US fund managers (𝗨𝗦𝗙𝗠𝘀) raising capital in Europe typically establish a Luxembourg access point to their fund complex, usually in the form of a special limited partnership (𝗦𝗖𝗦𝗽), managed by a Luxembourg authorised alternative investment fund manager (𝗟𝘂𝘅 𝗔𝗜𝗙𝗠), allowing the fund to be marketed across the EU under the marketing passport to professional investors.
Once the SCSp is established, the Lux AIFM must first notify the Luxembourg regulator (𝗖𝗦𝗦𝗙) that it manages the SCSp. Upon the CSSF’s response, the AIFM must file a marketing notification. The overall process with the CSSF usually takes 3 to 5 weeks from the establishment of the SCSp.
Together with the marketing notification, drafts of the long form limited partnership agreement and potentially a PPM are filed, together with ancillary documents. After receipt of the file, the CSSF transmits it to the local regulators of the targeted EU countries. Then, the CSSF notifies the Lux AIFM, and the marketing activities can start. There is no need to wait for any approvals from local regulators in the targeted EU States nor to have any direct contact with local regulators, which underlines the core idea behind the marketing passport.
In case of a planned material change to the filed documentation, the Lux AIFM must notify the CSSF 1 month in advance of the implementation of such change. Most industry participants are comfortable that updated draft fund documents can be shared with prospective investors, provided that the changes are not effectively implemented. In practice, it means that investors could not be admitted to the SCSp based on the updated documents before the end of the one-month period. Therefore, a material change notification may de-facto suspend investor onboarding.
There is no clear guidance on what constitutes a material change. In another context, the CSSF indicated that a material change is a change that could affect an investor’s decision to invest. Potential examples include changes to the investment strategy, to the leverage provisions or to the SFDR status.
Unplanned material changes necessitate notification to the CSSF immediately upon their implementation but are not subject to the one-month period applicable to planned material changes.

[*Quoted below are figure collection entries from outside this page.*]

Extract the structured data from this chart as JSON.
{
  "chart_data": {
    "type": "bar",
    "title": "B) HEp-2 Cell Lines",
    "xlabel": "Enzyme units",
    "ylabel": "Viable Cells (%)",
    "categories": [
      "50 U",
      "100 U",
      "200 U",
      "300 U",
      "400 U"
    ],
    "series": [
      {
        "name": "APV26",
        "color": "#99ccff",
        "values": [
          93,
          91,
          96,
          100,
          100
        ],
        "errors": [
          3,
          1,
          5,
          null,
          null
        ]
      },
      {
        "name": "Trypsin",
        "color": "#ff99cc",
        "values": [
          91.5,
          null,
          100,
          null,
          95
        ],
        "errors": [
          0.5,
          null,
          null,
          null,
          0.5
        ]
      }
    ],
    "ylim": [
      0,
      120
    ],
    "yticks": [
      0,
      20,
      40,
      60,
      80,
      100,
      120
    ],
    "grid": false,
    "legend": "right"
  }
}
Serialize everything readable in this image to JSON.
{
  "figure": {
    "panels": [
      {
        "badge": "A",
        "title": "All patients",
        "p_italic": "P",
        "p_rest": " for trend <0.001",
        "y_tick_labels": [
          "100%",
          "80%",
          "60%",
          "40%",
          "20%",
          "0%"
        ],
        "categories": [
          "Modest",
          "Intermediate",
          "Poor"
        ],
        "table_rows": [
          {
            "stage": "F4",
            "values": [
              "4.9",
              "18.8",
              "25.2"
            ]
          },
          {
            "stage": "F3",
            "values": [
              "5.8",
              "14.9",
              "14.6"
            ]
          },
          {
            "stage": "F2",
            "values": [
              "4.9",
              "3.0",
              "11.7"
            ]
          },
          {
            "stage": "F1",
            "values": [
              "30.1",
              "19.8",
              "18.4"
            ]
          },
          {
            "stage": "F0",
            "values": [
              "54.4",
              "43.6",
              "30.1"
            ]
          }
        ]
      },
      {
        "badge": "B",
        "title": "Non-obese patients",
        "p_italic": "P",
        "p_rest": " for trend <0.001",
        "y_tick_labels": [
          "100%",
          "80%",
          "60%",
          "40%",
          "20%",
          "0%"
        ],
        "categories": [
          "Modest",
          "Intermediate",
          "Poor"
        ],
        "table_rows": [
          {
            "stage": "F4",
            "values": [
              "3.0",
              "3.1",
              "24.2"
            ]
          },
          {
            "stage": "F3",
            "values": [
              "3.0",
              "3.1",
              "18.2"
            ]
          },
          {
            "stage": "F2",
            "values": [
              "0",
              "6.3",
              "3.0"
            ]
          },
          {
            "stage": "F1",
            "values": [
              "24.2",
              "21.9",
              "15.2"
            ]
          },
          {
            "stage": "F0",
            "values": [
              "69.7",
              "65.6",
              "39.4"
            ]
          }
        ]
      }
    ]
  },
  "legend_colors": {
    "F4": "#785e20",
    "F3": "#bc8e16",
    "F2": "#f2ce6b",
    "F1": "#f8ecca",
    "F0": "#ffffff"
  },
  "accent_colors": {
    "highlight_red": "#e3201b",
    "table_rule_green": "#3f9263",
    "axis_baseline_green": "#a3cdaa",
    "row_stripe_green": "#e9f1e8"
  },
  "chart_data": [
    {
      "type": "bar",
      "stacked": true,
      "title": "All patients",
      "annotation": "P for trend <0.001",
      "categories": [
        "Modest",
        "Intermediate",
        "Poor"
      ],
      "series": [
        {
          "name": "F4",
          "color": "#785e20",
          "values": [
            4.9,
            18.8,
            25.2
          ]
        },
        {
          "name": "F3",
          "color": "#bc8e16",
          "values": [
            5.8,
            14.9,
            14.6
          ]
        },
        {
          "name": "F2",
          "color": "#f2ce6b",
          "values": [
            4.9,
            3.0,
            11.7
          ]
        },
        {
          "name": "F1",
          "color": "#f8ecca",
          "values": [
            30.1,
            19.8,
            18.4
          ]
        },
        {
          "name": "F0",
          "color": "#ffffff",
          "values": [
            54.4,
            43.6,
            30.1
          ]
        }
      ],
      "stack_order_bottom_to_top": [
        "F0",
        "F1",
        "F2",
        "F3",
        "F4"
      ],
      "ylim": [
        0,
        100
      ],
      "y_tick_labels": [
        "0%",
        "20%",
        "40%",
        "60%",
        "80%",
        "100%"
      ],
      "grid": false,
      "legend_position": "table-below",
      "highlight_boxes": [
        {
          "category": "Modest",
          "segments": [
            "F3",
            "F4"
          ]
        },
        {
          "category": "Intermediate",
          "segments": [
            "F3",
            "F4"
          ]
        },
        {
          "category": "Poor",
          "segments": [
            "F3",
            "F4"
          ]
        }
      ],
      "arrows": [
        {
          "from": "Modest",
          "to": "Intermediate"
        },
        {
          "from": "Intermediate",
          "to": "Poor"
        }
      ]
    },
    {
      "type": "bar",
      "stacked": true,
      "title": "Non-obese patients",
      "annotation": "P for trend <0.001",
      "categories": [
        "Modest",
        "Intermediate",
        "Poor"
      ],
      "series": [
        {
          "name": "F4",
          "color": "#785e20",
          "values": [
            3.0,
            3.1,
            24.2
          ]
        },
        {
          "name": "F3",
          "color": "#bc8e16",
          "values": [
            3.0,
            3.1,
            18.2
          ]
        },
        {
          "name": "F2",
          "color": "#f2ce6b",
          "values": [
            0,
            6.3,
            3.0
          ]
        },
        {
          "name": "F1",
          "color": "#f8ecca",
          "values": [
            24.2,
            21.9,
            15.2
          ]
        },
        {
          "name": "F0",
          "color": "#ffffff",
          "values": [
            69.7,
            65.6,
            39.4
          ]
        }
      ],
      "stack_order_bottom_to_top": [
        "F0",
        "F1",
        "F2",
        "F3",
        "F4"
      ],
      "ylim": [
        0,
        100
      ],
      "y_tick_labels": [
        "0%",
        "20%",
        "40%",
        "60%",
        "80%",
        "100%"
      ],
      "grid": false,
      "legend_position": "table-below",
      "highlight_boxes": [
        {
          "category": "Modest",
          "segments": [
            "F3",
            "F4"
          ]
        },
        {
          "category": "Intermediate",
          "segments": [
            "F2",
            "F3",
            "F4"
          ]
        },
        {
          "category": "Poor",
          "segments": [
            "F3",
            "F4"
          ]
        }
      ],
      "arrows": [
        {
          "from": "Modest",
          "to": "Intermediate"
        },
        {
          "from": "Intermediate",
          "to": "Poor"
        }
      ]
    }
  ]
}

In practice, ”unplanned” are often considered modifications driven by investors-negotiations during closing rounds.
USFM should understand that potential planned material changes to the fund documents during the fund’s offering period should be carefully managed and coordinated with the Lux AIFM as to avoid - in the worst case - a marketing standstill. To avoid any surprises while fundraising, the Luxembourg AIFM’s position on the consequences of material changes must also be discussed when the AIF is onboarded.